MY FAMILY, MY FRIENDS AND ME...
I am a 20-year-old college student. I live with my parents, my two elder brothers and my large joint family. I am the only girl in the family as well as the youngest.
As is to be expected, we always have a lot of people visiting us, as all of us have friends who come to visit us. One such visitor was a man whom my uncles had met at a wedding and had taken a liking to. When he had told them that he had come to the city on transfer and that he hadn’t brought his family with him, they had invited him home and after that he began to visit us frequently.
Because he cracked good jokes he became very popular with the whole family. But somehow I never liked him because to me he seemed sly and always seemed to be watching everyone and observing things about the family. So, I was rather relieved when he suddenly stopped coming home. My uncles initially wondered at this but then decided that his family had probably joined him and that he had become busy.
Some months after this, a terrible thing happened. One night when all of us were asleep, a group of thieves got into the house, sprayed us with some sort of medicine that made us sleep soundly and looted the house of everything of value. They obviously knew all about us, where we slept, the kind of locks on the doors, what valuables we kept at home and where – everything.
All of us are distraught and the police have been called in. But I am sure that the man who used to visit us is behind the theft. I have no proof, but something makes me sure. I am nervous of telling the police. What should I do?
There is a good chance that your suspicions may be proved right. So why don’t you speak to your uncles who first became friendly with this man? Tell them about your suspicions and ask them how they became friendly with this man. Had any friend introduced him to them or had this just begun to talk to him at that wedding?
Once you tell them about your suspicions, they can decide if they should tell the police about the man.
I am a 20-year-old college student. Like most college students, I am apart of a group of students who are friends. There are both girls and boys in this group and we have a lot of fun together, we study together, exchange notes and help each other. We have all been friends for three years and we know each other very well.
But there is one boy in the group with whom I have not been comfortable from the beginning. I don’t know why but I do not trust him and though he is part of our group, I avoid him as much as possible.
I have never spoken about my dislike and even slight fear of this boy to anyone, but recently I did so to a girl in our group. This was when she told me that this boy had told another boy in our group that he was fond of me.
Though I at once told this girl not to tell anyone what I had said, she told another girl who told someone else in our group and soon the boy concerned had heard what I had said.
Now, he is furious with me and doesn’t talk to me. I don’t really care if he doesn’t, but I am now feeling terrified of him. What should I do?
Young people are usually very sensitive and quick to take umbrage. So this young man is likely to be feeling a mixture of anger and embarrassment. It would therefore be a good gesture on your part to apologise to him in the presence of others in your group and say that you don’t know why you said something so stupid. After this you should make an effort to be friendly with him.

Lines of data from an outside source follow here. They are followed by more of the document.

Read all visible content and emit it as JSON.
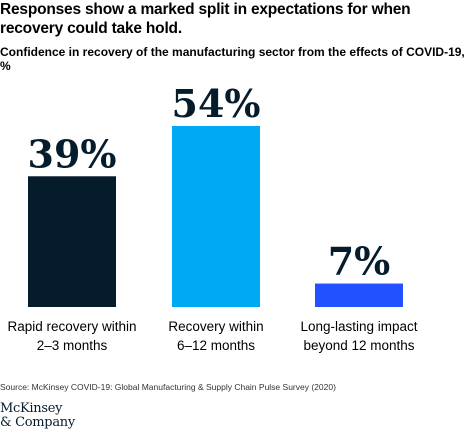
{
  "header": {
    "title": "Responses show a marked split in expectations for when recovery could take hold.",
    "subtitle": "Confidence in recovery of the manufacturing sector from the effects of COVID-19, %"
  },
  "chart_data": {
    "type": "bar",
    "categories": [
      [
        "Rapid recovery within",
        "2–3 months"
      ],
      [
        "Recovery within",
        "6–12 months"
      ],
      [
        "Long-lasting impact",
        "beyond 12 months"
      ]
    ],
    "values": [
      39,
      54,
      7
    ],
    "value_labels": [
      "39%",
      "54%",
      "7%"
    ],
    "colors": [
      "#051c2c",
      "#00a9f4",
      "#2251ff"
    ],
    "ylim": [
      0,
      54
    ],
    "grid": false,
    "legend": "none"
  },
  "footer": {
    "source": "Source: McKinsey COVID-19: Global Manufacturing & Supply Chain Pulse Survey (2020)",
    "logo_line1": "McKinsey",
    "logo_line2": "& Company"
  }
}
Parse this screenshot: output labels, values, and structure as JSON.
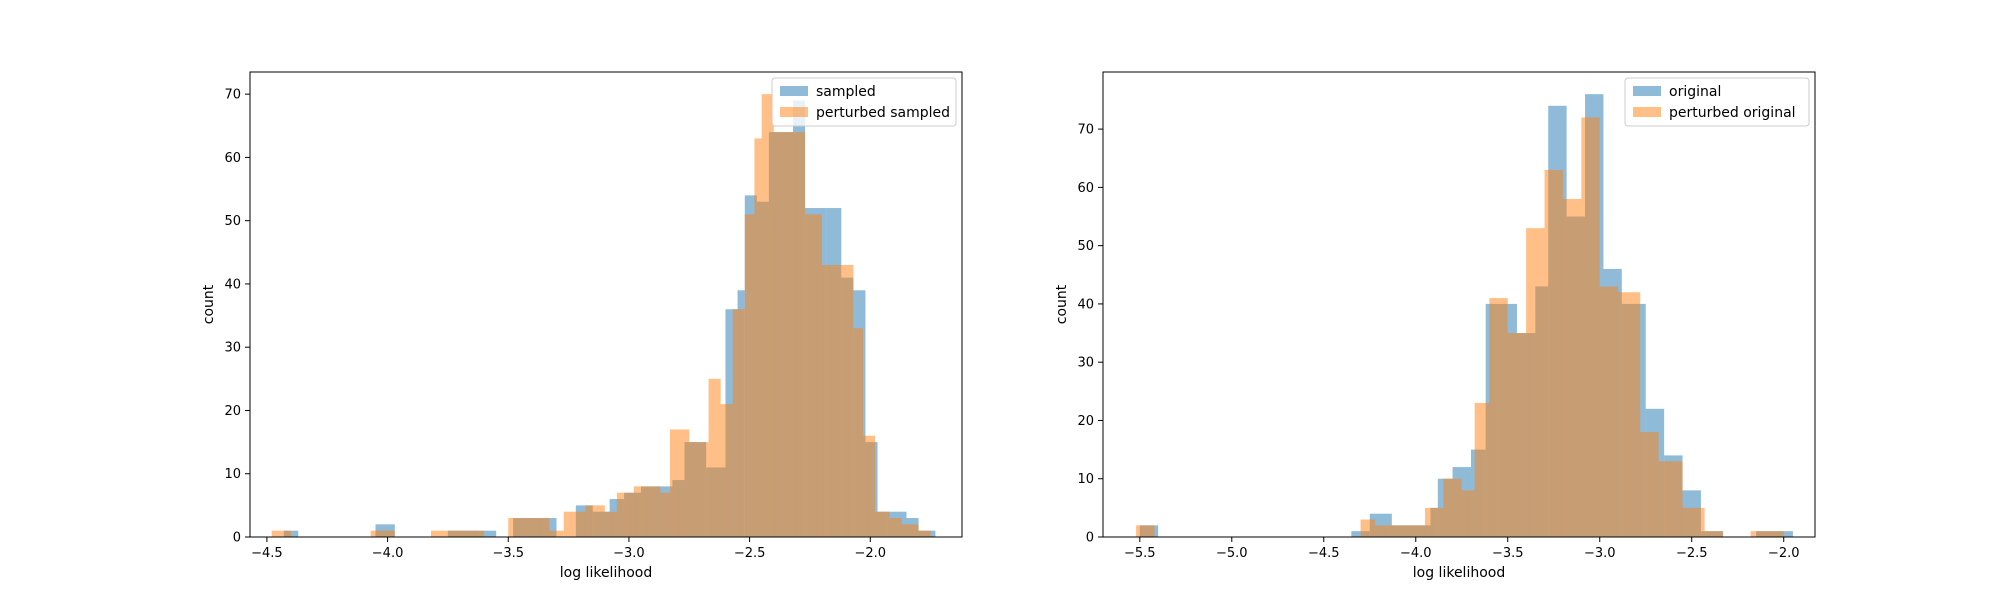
{
  "colors": {
    "series1": "#1f77b4",
    "series2": "#ff7f0e",
    "bar_opacity": 0.5
  },
  "chart_data": [
    {
      "type": "histogram",
      "xlabel": "log likelihood",
      "ylabel": "count",
      "xlim": [
        -4.57,
        -1.62
      ],
      "ylim": [
        0,
        73.5
      ],
      "xticks": [
        -4.5,
        -4.0,
        -3.5,
        -3.0,
        -2.5,
        -2.0
      ],
      "xtick_labels": [
        "−4.5",
        "−4.0",
        "−3.5",
        "−3.0",
        "−2.5",
        "−2.0"
      ],
      "yticks": [
        0,
        10,
        20,
        30,
        40,
        50,
        60,
        70
      ],
      "ytick_labels": [
        "0",
        "10",
        "20",
        "30",
        "40",
        "50",
        "60",
        "70"
      ],
      "legend_position": "upper right",
      "series": [
        {
          "name": "sampled",
          "color": "#1f77b4",
          "bins": [
            [
              -4.43,
              -4.37,
              1
            ],
            [
              -4.05,
              -3.97,
              2
            ],
            [
              -3.75,
              -3.62,
              1
            ],
            [
              -3.62,
              -3.55,
              1
            ],
            [
              -3.48,
              -3.38,
              3
            ],
            [
              -3.38,
              -3.3,
              3
            ],
            [
              -3.22,
              -3.15,
              5
            ],
            [
              -3.15,
              -3.08,
              4
            ],
            [
              -3.08,
              -3.02,
              6
            ],
            [
              -3.02,
              -2.95,
              7
            ],
            [
              -2.95,
              -2.82,
              8
            ],
            [
              -2.82,
              -2.77,
              9
            ],
            [
              -2.77,
              -2.68,
              15
            ],
            [
              -2.68,
              -2.6,
              11
            ],
            [
              -2.6,
              -2.55,
              36
            ],
            [
              -2.55,
              -2.52,
              39
            ],
            [
              -2.52,
              -2.47,
              54
            ],
            [
              -2.47,
              -2.42,
              53
            ],
            [
              -2.42,
              -2.32,
              64
            ],
            [
              -2.32,
              -2.27,
              69
            ],
            [
              -2.27,
              -2.18,
              52
            ],
            [
              -2.18,
              -2.12,
              52
            ],
            [
              -2.12,
              -2.07,
              41
            ],
            [
              -2.07,
              -2.02,
              39
            ],
            [
              -2.02,
              -1.97,
              15
            ],
            [
              -1.97,
              -1.93,
              4
            ],
            [
              -1.93,
              -1.85,
              4
            ],
            [
              -1.85,
              -1.8,
              3
            ],
            [
              -1.8,
              -1.73,
              1
            ]
          ]
        },
        {
          "name": "perturbed sampled",
          "color": "#ff7f0e",
          "bins": [
            [
              -4.48,
              -4.4,
              1
            ],
            [
              -4.07,
              -3.97,
              1
            ],
            [
              -3.82,
              -3.6,
              1
            ],
            [
              -3.5,
              -3.33,
              3
            ],
            [
              -3.33,
              -3.27,
              1
            ],
            [
              -3.27,
              -3.18,
              4
            ],
            [
              -3.18,
              -3.1,
              5
            ],
            [
              -3.1,
              -3.05,
              4
            ],
            [
              -3.05,
              -2.98,
              7
            ],
            [
              -2.98,
              -2.87,
              8
            ],
            [
              -2.87,
              -2.83,
              7
            ],
            [
              -2.83,
              -2.75,
              17
            ],
            [
              -2.75,
              -2.67,
              15
            ],
            [
              -2.67,
              -2.62,
              25
            ],
            [
              -2.62,
              -2.57,
              21
            ],
            [
              -2.57,
              -2.52,
              36
            ],
            [
              -2.52,
              -2.48,
              51
            ],
            [
              -2.48,
              -2.45,
              63
            ],
            [
              -2.45,
              -2.4,
              70
            ],
            [
              -2.4,
              -2.35,
              64
            ],
            [
              -2.35,
              -2.27,
              64
            ],
            [
              -2.27,
              -2.2,
              51
            ],
            [
              -2.2,
              -2.12,
              43
            ],
            [
              -2.12,
              -2.07,
              43
            ],
            [
              -2.07,
              -2.03,
              33
            ],
            [
              -2.03,
              -1.98,
              16
            ],
            [
              -1.98,
              -1.92,
              4
            ],
            [
              -1.92,
              -1.87,
              3
            ],
            [
              -1.87,
              -1.8,
              2
            ],
            [
              -1.8,
              -1.75,
              1
            ]
          ]
        }
      ]
    },
    {
      "type": "histogram",
      "xlabel": "log likelihood",
      "ylabel": "count",
      "xlim": [
        -5.7,
        -1.83
      ],
      "ylim": [
        0,
        79.8
      ],
      "xticks": [
        -5.5,
        -5.0,
        -4.5,
        -4.0,
        -3.5,
        -3.0,
        -2.5,
        -2.0
      ],
      "xtick_labels": [
        "−5.5",
        "−5.0",
        "−4.5",
        "−4.0",
        "−3.5",
        "−3.0",
        "−2.5",
        "−2.0"
      ],
      "yticks": [
        0,
        10,
        20,
        30,
        40,
        50,
        60,
        70
      ],
      "ytick_labels": [
        "0",
        "10",
        "20",
        "30",
        "40",
        "50",
        "60",
        "70"
      ],
      "legend_position": "upper right",
      "series": [
        {
          "name": "original",
          "color": "#1f77b4",
          "bins": [
            [
              -5.5,
              -5.4,
              2
            ],
            [
              -4.35,
              -4.25,
              1
            ],
            [
              -4.25,
              -4.13,
              4
            ],
            [
              -4.13,
              -3.92,
              2
            ],
            [
              -3.92,
              -3.88,
              5
            ],
            [
              -3.88,
              -3.8,
              10
            ],
            [
              -3.8,
              -3.7,
              12
            ],
            [
              -3.7,
              -3.62,
              15
            ],
            [
              -3.62,
              -3.55,
              40
            ],
            [
              -3.55,
              -3.45,
              40
            ],
            [
              -3.45,
              -3.35,
              35
            ],
            [
              -3.35,
              -3.28,
              43
            ],
            [
              -3.28,
              -3.18,
              74
            ],
            [
              -3.18,
              -3.08,
              55
            ],
            [
              -3.08,
              -2.98,
              76
            ],
            [
              -2.98,
              -2.88,
              46
            ],
            [
              -2.88,
              -2.75,
              40
            ],
            [
              -2.75,
              -2.65,
              22
            ],
            [
              -2.65,
              -2.55,
              14
            ],
            [
              -2.55,
              -2.45,
              8
            ],
            [
              -2.45,
              -2.33,
              1
            ],
            [
              -2.15,
              -1.95,
              1
            ]
          ]
        },
        {
          "name": "perturbed original",
          "color": "#ff7f0e",
          "bins": [
            [
              -5.52,
              -5.42,
              2
            ],
            [
              -4.3,
              -4.22,
              3
            ],
            [
              -4.22,
              -3.95,
              2
            ],
            [
              -3.95,
              -3.85,
              5
            ],
            [
              -3.85,
              -3.75,
              10
            ],
            [
              -3.75,
              -3.68,
              8
            ],
            [
              -3.68,
              -3.6,
              23
            ],
            [
              -3.6,
              -3.5,
              41
            ],
            [
              -3.5,
              -3.4,
              35
            ],
            [
              -3.4,
              -3.3,
              53
            ],
            [
              -3.3,
              -3.2,
              63
            ],
            [
              -3.2,
              -3.1,
              58
            ],
            [
              -3.1,
              -3.0,
              72
            ],
            [
              -3.0,
              -2.9,
              43
            ],
            [
              -2.9,
              -2.78,
              42
            ],
            [
              -2.78,
              -2.68,
              18
            ],
            [
              -2.68,
              -2.55,
              13
            ],
            [
              -2.55,
              -2.43,
              5
            ],
            [
              -2.43,
              -2.33,
              1
            ],
            [
              -2.18,
              -2.0,
              1
            ]
          ]
        }
      ]
    }
  ]
}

But though this may seem contradictory, you should also be careful where this youth is concerned. You say that you have never been comfortable with him and such feelings are often warnings that come from a third sense within us.
I have a very good friend whom I have known from childhood. Our parents are friends too and because of this we have grown even closer. We have also gone to the same school and college, but I have always known that my friend’s parents are not very well off and that my parents have often helped her parents with money.
Both my friend and I are good at studies and, since we have always taken the same subjects, we have always vied for the first place in studies.
Now, we both have finished our post-graduation and I have got better marks this time. We applied for jobs in the same company which has a very good reputation in our field and both of us have passed the preliminary stages of selection.
Now, I have come to know from an older friend who works in the same company that there is only one vacancy and that my friend and I are the only ones under consideration. He also told me that since I have the better marks, I am likely to be selected.
The company is a very good one and whoever is taken on will be set for life in an excellent and permanent job. But my friend needs the job more than I do. Should I give up the job for her sake? I am confident that I will get another job, though it might not be as good as this one. I plan to never tell her what I have done to ensure that she does not feel embarrassed or beholden to me.
It would be very large-hearted of you to give up this job and let your friend have it, without letting her know that you have given up such a good job for her sake. But have you thought of the possibility that your friend might have too much self-respect to accept this sacrifice from you?